1. From the background information, what new awareness do you have about analyzing and interpreting data?
2. How does this practice support analyzing and interpreting data?
3. In a 3-Dimensional Classroom, who do you think needs to be analyzing and interpreting data?
4. What questions did the background raise for you?
Expose Belief Questions:
1. What are your current beliefs about the analyzing and interpreting data practice?
2. What beliefs do you have from prior knowledge, education or professional development regarding this practice?
3. How well do you feel you meet the expectations of this practice as a teacher?
Resolve Belief Questions:
1. In what ways did this activity change your beliefs about analyzing and interpreting data?

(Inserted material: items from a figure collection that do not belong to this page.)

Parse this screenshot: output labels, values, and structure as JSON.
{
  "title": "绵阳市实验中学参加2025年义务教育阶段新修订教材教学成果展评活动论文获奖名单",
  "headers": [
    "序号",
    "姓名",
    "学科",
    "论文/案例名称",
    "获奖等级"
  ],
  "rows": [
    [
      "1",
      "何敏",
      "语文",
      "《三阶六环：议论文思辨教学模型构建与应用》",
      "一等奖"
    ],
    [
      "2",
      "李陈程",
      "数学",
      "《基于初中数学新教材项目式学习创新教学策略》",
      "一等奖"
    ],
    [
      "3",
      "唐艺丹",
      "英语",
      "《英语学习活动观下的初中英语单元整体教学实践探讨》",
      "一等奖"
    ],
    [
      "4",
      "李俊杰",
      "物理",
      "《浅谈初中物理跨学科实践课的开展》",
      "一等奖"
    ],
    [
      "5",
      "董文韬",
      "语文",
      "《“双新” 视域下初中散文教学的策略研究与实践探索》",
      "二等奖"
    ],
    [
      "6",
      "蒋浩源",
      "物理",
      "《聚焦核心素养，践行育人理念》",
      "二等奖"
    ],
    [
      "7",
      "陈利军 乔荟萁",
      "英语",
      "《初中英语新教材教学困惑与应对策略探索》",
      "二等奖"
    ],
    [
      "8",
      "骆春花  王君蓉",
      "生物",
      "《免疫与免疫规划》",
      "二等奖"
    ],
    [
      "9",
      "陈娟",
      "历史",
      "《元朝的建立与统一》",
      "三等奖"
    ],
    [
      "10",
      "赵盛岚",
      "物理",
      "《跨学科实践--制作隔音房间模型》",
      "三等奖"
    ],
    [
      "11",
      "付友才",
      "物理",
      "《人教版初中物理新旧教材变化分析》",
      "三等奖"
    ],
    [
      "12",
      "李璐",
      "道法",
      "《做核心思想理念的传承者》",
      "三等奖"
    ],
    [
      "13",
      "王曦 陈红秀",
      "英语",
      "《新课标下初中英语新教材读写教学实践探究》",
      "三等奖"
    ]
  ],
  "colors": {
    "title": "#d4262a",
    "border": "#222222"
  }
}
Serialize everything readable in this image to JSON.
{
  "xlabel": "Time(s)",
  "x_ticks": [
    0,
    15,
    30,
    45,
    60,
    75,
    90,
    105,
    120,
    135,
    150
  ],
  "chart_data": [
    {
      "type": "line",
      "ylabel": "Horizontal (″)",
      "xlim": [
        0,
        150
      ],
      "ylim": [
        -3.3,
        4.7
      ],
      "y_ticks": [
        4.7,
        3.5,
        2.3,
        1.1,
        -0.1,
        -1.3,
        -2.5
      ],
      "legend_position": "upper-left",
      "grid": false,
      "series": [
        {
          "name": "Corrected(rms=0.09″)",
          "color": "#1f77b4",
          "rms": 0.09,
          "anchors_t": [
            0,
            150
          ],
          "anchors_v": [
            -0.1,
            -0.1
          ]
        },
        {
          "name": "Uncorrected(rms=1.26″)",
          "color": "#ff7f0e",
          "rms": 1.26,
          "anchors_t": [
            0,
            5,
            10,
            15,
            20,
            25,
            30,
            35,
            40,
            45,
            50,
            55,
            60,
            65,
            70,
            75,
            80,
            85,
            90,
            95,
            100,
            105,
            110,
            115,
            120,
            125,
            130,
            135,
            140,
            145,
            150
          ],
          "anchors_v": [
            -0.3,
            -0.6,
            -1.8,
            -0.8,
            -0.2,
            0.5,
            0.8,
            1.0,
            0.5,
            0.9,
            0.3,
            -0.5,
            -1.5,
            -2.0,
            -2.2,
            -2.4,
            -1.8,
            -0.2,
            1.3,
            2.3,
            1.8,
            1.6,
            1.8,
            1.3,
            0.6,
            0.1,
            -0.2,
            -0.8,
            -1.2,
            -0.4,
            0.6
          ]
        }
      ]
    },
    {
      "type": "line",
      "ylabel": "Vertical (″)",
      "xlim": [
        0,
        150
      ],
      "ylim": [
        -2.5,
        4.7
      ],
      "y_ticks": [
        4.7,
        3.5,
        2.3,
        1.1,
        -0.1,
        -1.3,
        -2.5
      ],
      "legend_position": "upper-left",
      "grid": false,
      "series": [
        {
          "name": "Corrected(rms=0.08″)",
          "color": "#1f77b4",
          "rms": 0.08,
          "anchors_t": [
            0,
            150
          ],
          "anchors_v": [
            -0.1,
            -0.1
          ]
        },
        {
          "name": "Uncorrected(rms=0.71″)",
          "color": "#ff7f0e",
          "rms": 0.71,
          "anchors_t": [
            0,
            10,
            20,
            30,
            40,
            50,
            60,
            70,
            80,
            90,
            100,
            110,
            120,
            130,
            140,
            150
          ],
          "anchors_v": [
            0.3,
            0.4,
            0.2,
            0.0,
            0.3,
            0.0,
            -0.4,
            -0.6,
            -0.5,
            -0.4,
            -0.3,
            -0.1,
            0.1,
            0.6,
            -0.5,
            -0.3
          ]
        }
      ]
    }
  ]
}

2. How difficult do you find it to analyze and interpret data?
3. What skills related to analyzing and interpreting data do you need in order to successfully complete these activities with your students?
4. How can technologies such as graphing calculators, tablet and phone apps, and spreadsheet software support this practice?
Extend the Concept Questions:
1. How do you currently help students collect, interpret, and graph data in your classroom
2. Review and evaluate a recent lesson you taught. How effective is it for engaging students in analyzing and interpreting data?
3. What is the relationship between this practice and other practices?
Go Beyond Questions:
1. Challenge yourself to learn how to use different types of graphs (such as bar graphs or histograms, pie charts, line graphs, scatterplots, etc.) appropriate for the level you teach.
2. Use different technology (probeware) and/or programs to build tables and graphs.
3. Use the EQuiP Rubric for Lessons & Units: Science (PDF format) to evaluate a recent science lesson you taught.
4. Ask a colleague to observe one of your lessons OR video yourself teaching and reflect specifically on defining problems and identifying constraints.